One thing we are learning is to manipulate Temperature and P-Value:
- The “temperature” parameter affects the randomness of the output. A higher temperature (e.g., 0.8) makes the output more random, while a lower temperature (e.g., 0.2) makes it more deterministic. If this parameter is set differently in your API than it is in the submission portal, this could lead to different results.
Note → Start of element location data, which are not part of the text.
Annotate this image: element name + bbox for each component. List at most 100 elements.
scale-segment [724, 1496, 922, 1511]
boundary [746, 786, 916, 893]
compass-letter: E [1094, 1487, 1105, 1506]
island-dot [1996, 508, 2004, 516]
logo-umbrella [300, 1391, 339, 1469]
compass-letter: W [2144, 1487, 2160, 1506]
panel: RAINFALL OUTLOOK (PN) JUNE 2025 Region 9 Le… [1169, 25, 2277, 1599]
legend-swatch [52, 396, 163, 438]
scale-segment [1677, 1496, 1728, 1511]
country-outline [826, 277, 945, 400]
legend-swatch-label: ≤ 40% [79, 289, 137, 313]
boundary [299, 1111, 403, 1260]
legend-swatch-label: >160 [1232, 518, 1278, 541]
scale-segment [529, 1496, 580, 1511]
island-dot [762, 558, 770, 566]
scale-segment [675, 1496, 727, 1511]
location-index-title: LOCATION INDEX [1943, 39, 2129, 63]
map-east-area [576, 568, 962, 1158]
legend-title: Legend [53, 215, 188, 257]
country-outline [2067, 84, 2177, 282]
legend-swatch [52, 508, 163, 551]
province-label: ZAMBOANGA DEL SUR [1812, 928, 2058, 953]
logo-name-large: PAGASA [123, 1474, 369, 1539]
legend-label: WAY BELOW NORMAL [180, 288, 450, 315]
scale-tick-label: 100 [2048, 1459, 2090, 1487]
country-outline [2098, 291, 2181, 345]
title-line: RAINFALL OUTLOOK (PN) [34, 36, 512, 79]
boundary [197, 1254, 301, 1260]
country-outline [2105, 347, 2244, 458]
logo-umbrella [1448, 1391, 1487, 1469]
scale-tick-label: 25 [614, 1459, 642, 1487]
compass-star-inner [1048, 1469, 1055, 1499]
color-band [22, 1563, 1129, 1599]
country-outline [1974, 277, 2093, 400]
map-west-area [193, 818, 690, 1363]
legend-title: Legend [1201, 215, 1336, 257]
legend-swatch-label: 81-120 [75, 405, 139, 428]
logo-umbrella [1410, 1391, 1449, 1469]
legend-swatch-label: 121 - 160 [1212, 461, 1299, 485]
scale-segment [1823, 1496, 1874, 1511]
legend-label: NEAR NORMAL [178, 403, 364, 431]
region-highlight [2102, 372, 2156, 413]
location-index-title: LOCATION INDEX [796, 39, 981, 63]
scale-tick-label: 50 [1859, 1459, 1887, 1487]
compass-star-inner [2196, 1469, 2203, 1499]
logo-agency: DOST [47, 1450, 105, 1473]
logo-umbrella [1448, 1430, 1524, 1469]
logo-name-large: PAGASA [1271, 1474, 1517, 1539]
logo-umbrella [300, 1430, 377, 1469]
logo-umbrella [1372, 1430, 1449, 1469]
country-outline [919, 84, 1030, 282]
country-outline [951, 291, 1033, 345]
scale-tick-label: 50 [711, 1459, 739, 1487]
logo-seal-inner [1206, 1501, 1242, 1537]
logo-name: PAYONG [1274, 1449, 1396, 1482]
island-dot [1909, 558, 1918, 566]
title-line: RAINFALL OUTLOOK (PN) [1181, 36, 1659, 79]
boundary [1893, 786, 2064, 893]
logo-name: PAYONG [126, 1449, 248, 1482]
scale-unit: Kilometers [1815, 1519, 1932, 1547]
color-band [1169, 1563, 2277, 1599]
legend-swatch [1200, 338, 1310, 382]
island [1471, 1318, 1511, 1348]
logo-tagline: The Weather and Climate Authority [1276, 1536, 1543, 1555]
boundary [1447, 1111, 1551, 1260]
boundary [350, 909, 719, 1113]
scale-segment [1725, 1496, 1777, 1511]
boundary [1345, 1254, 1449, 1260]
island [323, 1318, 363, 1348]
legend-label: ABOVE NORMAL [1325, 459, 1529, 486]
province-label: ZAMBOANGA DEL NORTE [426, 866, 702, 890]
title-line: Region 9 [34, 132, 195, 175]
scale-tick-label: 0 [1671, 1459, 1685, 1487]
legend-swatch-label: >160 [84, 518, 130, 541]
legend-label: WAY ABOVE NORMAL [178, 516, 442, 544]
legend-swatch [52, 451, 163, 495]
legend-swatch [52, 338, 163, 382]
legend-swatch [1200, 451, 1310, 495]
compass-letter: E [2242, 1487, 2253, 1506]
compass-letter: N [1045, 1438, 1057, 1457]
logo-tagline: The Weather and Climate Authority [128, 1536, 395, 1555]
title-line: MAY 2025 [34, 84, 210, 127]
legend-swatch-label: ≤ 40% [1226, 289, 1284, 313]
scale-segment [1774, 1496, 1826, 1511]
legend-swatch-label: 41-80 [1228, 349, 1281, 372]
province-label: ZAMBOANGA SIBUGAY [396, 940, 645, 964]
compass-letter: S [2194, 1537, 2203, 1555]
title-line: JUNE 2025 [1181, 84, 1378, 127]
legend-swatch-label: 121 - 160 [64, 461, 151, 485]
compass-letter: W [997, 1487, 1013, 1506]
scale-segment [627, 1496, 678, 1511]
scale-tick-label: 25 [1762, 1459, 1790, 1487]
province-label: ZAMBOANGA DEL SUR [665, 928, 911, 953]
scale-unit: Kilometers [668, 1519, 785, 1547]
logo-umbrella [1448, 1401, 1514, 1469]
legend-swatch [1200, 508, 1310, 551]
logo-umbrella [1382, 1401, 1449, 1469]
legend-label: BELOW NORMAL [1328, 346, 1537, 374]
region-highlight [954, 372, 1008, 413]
- Update temperature to experiment between 0.0 and 2.0.
- API is normally 0.7
- An alternative to sampling with temperature, called nucleus sampling, where the model considers the results of the tokens with top_p probability mass. So 0.1 means only the tokens comprising the top 10% probability mass are considered.
- For the API, they generally recommend altering this or temperature but not both.
- Update P-Value between 0 and 1.
- The default is usually 1
Coding for P-Value 1
Some other minor updates we’re noticing is that the model is important when calling out the API.
Use the other models than gpt-3.5-turbo-16k-0613 (which is an older date but it is locked):
- gpt-3.5-turbo – Max Tokens 4,096
- gpt-3.5-turbo-16k – Max Tokens 16,384
Because our API calls seem to come in around 3k tokens, we’ll try out the gpt-3.5-turbo and see if that helps resolve the mismatch between the Web Portal and the API portal.
gpt-3.5-turbo is simply an alias that points to gpt-3.5-turbo-0613.
The 16k has a larger context length, but is billed at twice the price whether you use that or not. The larger model should not have a large performance divergence until you actually extend your inputs well into its extra length.
Got it, thanks for the clarification here on the alias re-pointing. It’s interesting to try to back into what the OpenAI team has built out, but I’m sure some more testing can get us to a comparable state.